2. A less logical clock
A system designer decides that incrementing a process's Lamport clock whenever the process sends a message or performs a local operation is wasteful, and implements instead an 'amport clock that is only updated upon receipt of a message. More precisely, each process maintains a local clock value, initially 0, which it appends to all outgoing messages. Upon receiving a message with clock value t, a process sets its own clock to max(old value, t+1).
Suppose now that we try to take a snapshot using an 'amport clock: we pick a time t, and for each process we record the state it was in before the first time it sets its clock greater than t. Under the assumption that every process eventually sets its clock greater than t, show either (a) that the resulting vector of local states is consistent with a global configuration in some execution indistinguishable by any process from the actual execution; or (b) that there is some execution that yields a vector that is not consistent with any such global configuration.

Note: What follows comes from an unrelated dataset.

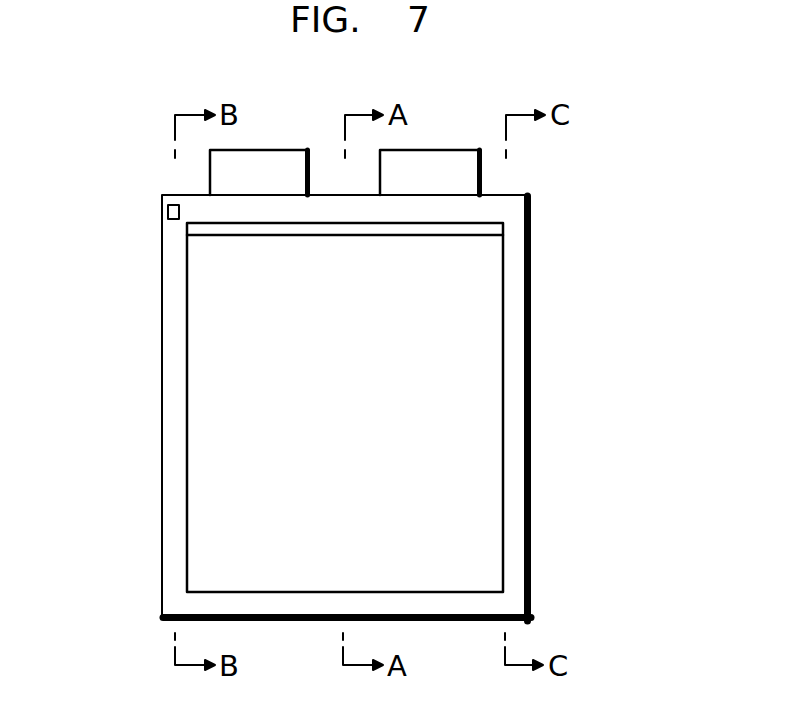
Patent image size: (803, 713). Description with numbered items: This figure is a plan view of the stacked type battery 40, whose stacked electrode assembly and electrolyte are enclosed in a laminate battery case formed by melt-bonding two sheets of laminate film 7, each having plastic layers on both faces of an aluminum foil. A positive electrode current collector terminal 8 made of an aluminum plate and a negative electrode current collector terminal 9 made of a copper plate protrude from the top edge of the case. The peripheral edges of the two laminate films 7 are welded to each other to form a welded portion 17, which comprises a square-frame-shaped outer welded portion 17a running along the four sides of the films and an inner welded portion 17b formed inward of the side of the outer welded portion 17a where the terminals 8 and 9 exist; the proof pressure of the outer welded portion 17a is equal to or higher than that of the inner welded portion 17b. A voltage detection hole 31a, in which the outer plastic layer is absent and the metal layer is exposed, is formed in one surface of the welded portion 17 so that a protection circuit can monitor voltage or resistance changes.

3. A less probabilistic quorum system
Consider the following probabilistic quorum system, which is desiged to reduce the number of random bits needed to specify a quorum. Organize p2 servers into a p×p grid, where p is prime, so that each server gets coordinates (i,j) where i and j are both in the range 0...p-1. To choose a quorum Q, pick values a and b uniformly and independently at random from 0...p-1, and let Q = { (x,ax+b mod p) | x ∈ 0...p-1 }. Note: missing mod p added 2005-12-02.
- What is the probability that two such randomly-chosen quorums intersect?
- What is the load of this quorum system? I.e., what is the maximum over all servers of the probability that that server is included in a randomly-chosen quorum?
- What is the fault-tolerance of this system? I.e., what is the minimum number of servers that must fail to cause all quorums to include at least one failed server?